A prominent Egyptian football player has lost his job after criticizing President Abdel Fattah el-Sisi on Facebook over Cairo’s handling of rising militant attacks in the restive Sinai Peninsula.
The Wadi Degla football club in Egypt’s premier league terminated Ahmad el-Merghany’s contract two days after the influential midfielder posted the anti-Sisi comments on his personal Facebook account.
“Everyone is dying, civilians, soldiers and policemen. Where are you from all of this? All we ever get from you is talk with no actions,” Merghany wrote on his Facebook page.
The 27-year-old player called Sisi “a failure,” holding the army chief-turned-president responsible for “every spill of blood” in the North African state.
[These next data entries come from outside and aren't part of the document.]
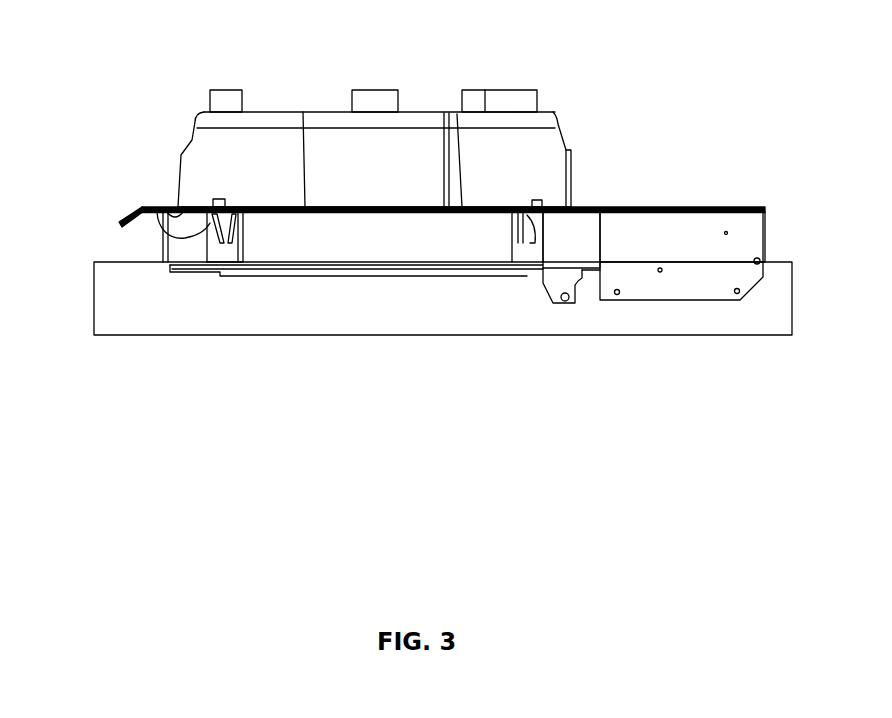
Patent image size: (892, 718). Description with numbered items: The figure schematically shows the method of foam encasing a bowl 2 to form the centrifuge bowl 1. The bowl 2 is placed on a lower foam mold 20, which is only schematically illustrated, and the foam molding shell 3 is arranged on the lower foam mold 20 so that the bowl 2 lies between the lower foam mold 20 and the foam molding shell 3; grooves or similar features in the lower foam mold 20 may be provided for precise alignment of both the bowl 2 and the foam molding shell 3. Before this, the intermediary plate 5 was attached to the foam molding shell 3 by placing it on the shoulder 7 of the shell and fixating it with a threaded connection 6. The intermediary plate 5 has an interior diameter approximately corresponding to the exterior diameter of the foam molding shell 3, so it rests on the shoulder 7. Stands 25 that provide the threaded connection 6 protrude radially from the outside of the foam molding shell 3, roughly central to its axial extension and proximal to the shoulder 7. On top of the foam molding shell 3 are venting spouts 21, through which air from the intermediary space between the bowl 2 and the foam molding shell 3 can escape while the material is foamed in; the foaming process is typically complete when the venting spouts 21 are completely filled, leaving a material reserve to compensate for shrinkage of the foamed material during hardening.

The centrifuge bowl 1 is at (623, 137).
The bowl 2 is at (238, 270).
The foam molding shell 3 is at (517, 147).
The intermediary plate 5 is at (660, 205).
The threaded connection 6 is at (157, 212).
The shoulder 7 is at (163, 207).
The lower foam mold 20 is at (142, 307).
The venting spouts 21 is at (225, 100).
The stands 25 is at (527, 243).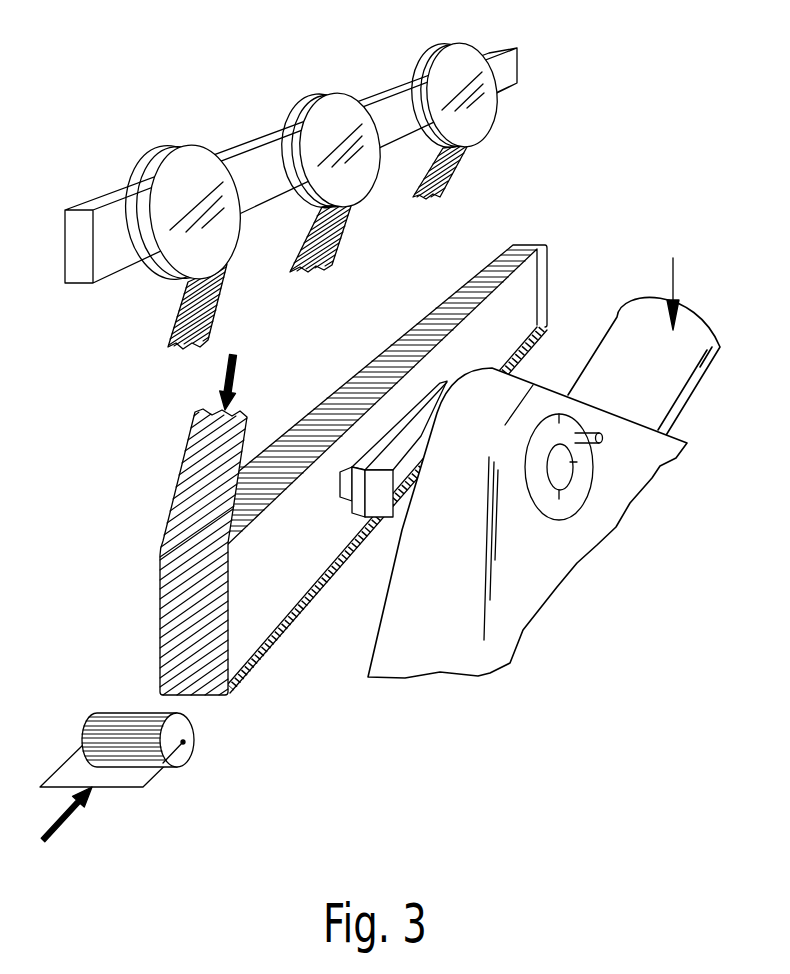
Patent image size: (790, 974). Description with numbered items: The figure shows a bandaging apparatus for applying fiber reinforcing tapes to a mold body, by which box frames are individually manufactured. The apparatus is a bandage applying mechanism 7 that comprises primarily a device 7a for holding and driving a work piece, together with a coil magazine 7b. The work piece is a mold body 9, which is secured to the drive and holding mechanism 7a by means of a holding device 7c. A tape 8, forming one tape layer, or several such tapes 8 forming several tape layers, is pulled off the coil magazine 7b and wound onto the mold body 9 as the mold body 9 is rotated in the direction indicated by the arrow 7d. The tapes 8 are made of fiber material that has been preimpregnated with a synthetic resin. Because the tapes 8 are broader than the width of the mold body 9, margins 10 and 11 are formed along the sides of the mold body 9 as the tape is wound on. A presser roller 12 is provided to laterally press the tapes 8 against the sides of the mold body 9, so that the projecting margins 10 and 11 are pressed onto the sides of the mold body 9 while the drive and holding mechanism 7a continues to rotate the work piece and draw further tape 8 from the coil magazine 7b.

The bandage applying mechanism 7 is at (600, 162).
The device for holding and driving a work piece 7a is at (523, 593).
The coil magazine 7b is at (258, 162).
The holding device 7c is at (373, 493).
The arrow 7d is at (222, 377).
The tape 8 is at (213, 297).
The mold body 9 is at (527, 303).
The margin 10 is at (268, 655).
The margin 11 is at (168, 620).
The presser roller 12 is at (187, 748).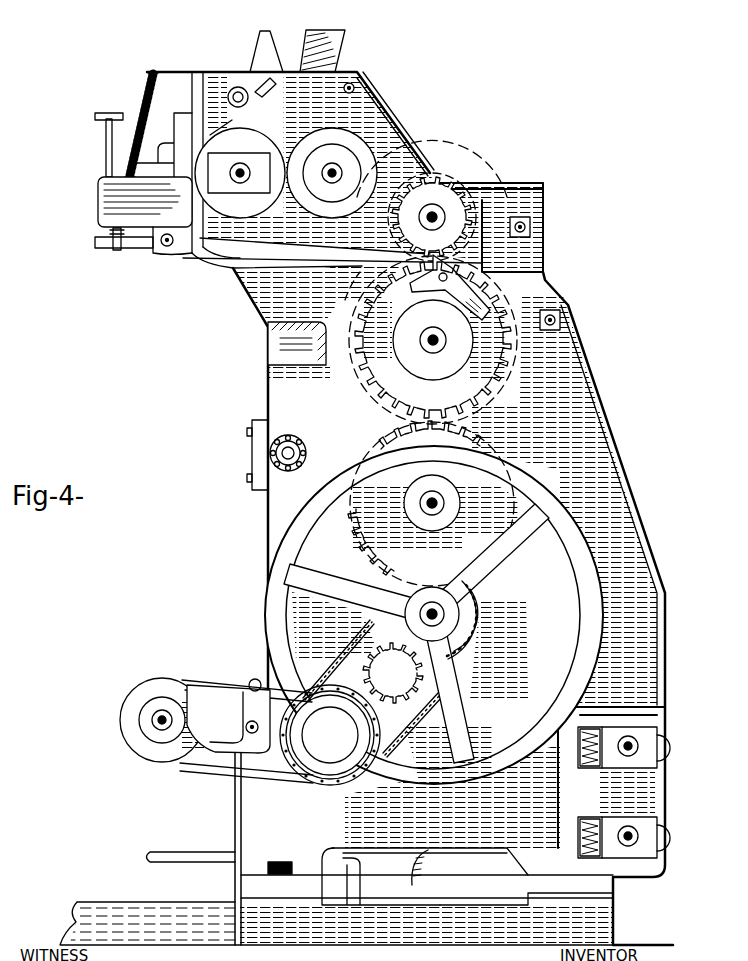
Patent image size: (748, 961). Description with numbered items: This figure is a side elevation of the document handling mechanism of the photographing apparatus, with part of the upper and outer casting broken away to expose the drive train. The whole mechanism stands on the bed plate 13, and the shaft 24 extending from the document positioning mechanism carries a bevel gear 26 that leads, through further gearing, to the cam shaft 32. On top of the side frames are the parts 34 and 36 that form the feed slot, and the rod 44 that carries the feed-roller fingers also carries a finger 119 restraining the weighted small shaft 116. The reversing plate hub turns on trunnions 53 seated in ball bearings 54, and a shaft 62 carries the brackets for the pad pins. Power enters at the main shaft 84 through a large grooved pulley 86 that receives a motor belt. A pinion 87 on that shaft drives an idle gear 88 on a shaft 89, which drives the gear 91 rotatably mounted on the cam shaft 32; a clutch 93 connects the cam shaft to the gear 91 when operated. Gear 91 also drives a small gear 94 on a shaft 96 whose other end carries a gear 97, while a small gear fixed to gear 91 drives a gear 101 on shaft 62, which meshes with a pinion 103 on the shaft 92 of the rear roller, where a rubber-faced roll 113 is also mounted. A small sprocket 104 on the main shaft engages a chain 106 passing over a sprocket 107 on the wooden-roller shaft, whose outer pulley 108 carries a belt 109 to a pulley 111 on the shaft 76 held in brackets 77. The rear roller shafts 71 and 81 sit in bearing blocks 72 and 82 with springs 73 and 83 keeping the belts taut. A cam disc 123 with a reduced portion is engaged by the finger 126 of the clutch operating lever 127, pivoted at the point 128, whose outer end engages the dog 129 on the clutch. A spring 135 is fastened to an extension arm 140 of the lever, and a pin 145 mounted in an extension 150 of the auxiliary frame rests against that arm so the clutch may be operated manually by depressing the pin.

The bed plate 13 is at (100, 910).
The shaft 24 is at (182, 864).
The bevel gear 26 is at (430, 873).
The cam shaft 32 is at (433, 342).
The feed slot part 34 is at (340, 47).
The feed slot part 36 is at (259, 47).
The rod 44 is at (248, 95).
The trunnions 53 is at (305, 450).
The ball bearings 54 is at (303, 458).
The shaft 62 is at (348, 308).
The shaft 71 is at (640, 745).
The bearing blocks 72 is at (650, 755).
The springs 73 is at (594, 766).
The shaft 76 is at (158, 720).
The brackets 77 is at (228, 716).
The shaft 81 is at (640, 833).
The bearing blocks 82 is at (650, 845).
The springs 83 is at (583, 843).
The main shaft 84 is at (440, 613).
The large grooved pulley 86 is at (582, 642).
The pinion 87 is at (368, 575).
The idle gear 88 is at (393, 447).
The shaft 89 is at (430, 516).
The gear 91 is at (352, 377).
The shaft 92 is at (332, 165).
The clutch 93 is at (520, 366).
The small gear 94 is at (455, 173).
The shaft 96 is at (440, 228).
The gear 97 is at (448, 150).
The gear 101 is at (365, 268).
The pinion 103 is at (362, 125).
The small sprocket 104 is at (362, 628).
The chain 106 is at (420, 692).
The sprocket 107 is at (387, 673).
The pulley 108 is at (340, 782).
The belt 109 is at (215, 767).
The pulley 111 is at (148, 752).
The roll 113 is at (385, 140).
The small shaft 116 is at (240, 164).
The finger 119 is at (212, 137).
The cam disc 123 is at (248, 136).
The finger 126 is at (135, 164).
The clutch operating lever 127 is at (218, 263).
The pivot point 128 is at (166, 247).
The dog 129 is at (483, 297).
The spring 135 is at (145, 100).
The extension arm 140 is at (117, 247).
The pin 145 is at (106, 135).
The extension 150 is at (105, 207).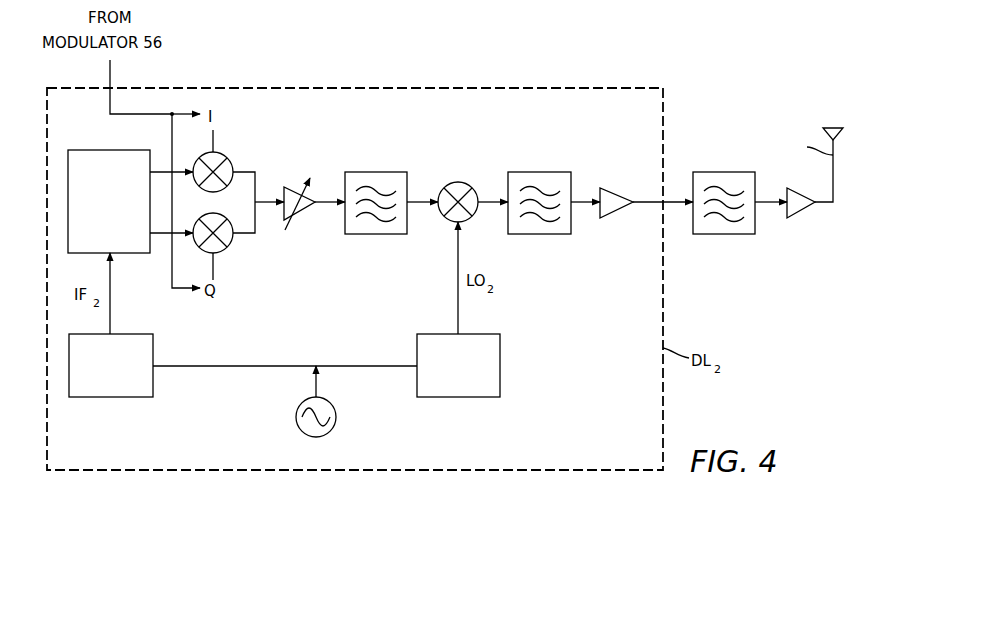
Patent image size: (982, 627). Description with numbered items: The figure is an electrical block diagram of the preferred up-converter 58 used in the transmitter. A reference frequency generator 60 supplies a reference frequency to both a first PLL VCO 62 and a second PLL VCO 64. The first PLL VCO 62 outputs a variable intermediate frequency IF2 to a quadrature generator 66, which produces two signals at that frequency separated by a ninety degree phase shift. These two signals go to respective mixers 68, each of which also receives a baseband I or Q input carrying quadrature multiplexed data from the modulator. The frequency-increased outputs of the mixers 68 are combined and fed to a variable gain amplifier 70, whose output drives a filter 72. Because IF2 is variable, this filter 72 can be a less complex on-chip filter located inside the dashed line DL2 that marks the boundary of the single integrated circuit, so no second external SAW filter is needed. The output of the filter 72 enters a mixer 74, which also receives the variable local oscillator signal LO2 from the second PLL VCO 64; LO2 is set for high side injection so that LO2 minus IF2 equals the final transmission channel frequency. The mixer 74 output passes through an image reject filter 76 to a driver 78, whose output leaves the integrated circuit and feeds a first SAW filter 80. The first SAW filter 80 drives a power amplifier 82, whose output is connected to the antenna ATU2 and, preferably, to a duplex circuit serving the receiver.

The up-converter 58 is at (712, 69).
The reference frequency generator 60 is at (336, 418).
The first PLL VCO 62 is at (110, 397).
The second PLL VCO 64 is at (458, 397).
The quadrature generator 66 is at (94, 150).
The mixers 68 is at (244, 285).
The variable gain amplifier 70 is at (300, 222).
The filter 72 is at (376, 172).
The mixer 74 is at (460, 182).
The image reject filter 76 is at (540, 172).
The driver 78 is at (618, 216).
The first SAW filter 80 is at (724, 234).
The power amplifier 82 is at (803, 214).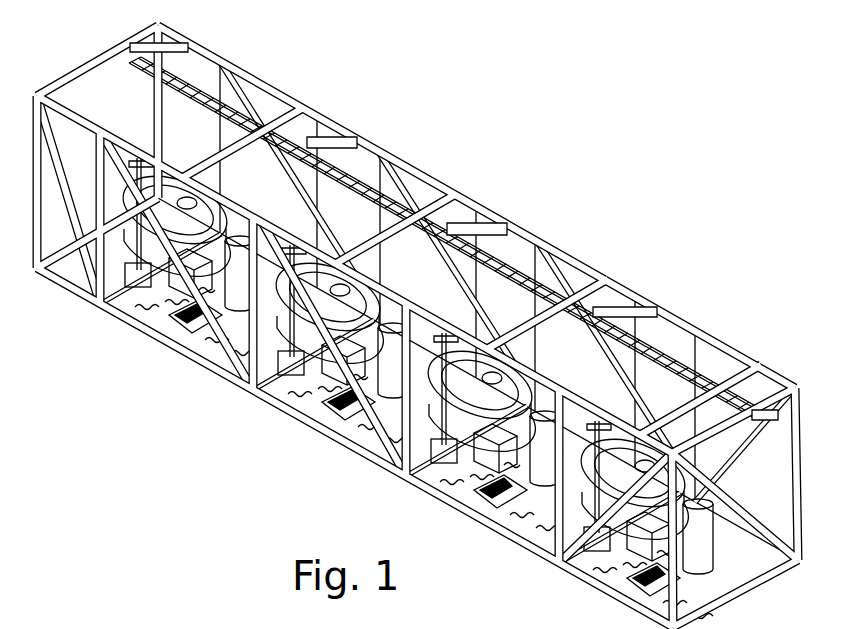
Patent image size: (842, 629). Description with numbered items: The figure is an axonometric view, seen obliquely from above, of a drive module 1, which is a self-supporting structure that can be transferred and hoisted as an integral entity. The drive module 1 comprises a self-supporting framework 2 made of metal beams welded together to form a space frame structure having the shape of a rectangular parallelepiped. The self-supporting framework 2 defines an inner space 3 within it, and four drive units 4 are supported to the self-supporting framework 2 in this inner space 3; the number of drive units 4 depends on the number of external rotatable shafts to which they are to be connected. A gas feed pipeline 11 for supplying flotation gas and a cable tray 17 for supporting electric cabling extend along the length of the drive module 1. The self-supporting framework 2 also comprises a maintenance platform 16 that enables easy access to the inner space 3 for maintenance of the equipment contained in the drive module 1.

The drive module 1 is at (441, 80).
The self-supporting framework 2 is at (218, 54).
The inner space 3 is at (497, 283).
The drive unit 4 is at (190, 200).
The gas feed pipeline 11 is at (447, 424).
The maintenance platform 16 is at (450, 498).
The cable tray 17 is at (330, 162).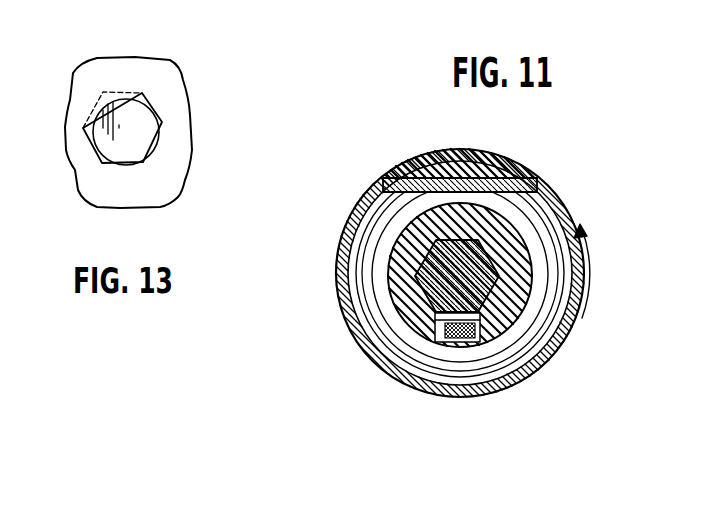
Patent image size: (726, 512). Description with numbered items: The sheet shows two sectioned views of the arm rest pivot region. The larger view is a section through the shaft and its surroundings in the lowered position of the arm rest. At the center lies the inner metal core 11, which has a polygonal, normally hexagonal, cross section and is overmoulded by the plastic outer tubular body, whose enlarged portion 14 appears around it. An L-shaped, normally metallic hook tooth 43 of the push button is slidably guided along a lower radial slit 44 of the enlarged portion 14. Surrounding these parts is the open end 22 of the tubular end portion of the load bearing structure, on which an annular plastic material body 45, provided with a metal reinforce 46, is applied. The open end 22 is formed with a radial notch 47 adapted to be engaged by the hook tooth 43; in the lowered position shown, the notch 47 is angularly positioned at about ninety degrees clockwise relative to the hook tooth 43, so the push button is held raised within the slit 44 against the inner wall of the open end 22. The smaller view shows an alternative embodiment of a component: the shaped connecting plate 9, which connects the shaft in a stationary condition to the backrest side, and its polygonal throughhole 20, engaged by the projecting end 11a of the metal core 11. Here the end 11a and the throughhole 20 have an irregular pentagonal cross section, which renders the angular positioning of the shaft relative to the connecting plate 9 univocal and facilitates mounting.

The comments come after 70 people, mostly soldiers, were killed by Takfiri militants south of the Sinai town of Sheikh Zuweid, northeast of the capital, Cairo, earlier this week.
Gunmen have intensified terrorist attacks in Sinai ever since Mohamed Morsi, Egypt’s first democratically-elected president, was toppled in a military coup led by Sisi, the then army chief, in July 2013.
Merghany’s termination from his career is the latest in a series of measures taken against popular football stars in Egypt because of their stance on the current policies of the military-backed government in Cairo.
Authorities last month confiscated ownership certificates of one of the country’s former football stars after accusing his company of supporting the blacklisted Muslim Brotherhood.
The Muslim Brotherhood was outlawed as a terrorist organization in late 2013 following the overthrow of Morsi, who is affiliated with the movement.
Since then, the Egyptian army has launched a brutal crackdown on Morsi’s supporters.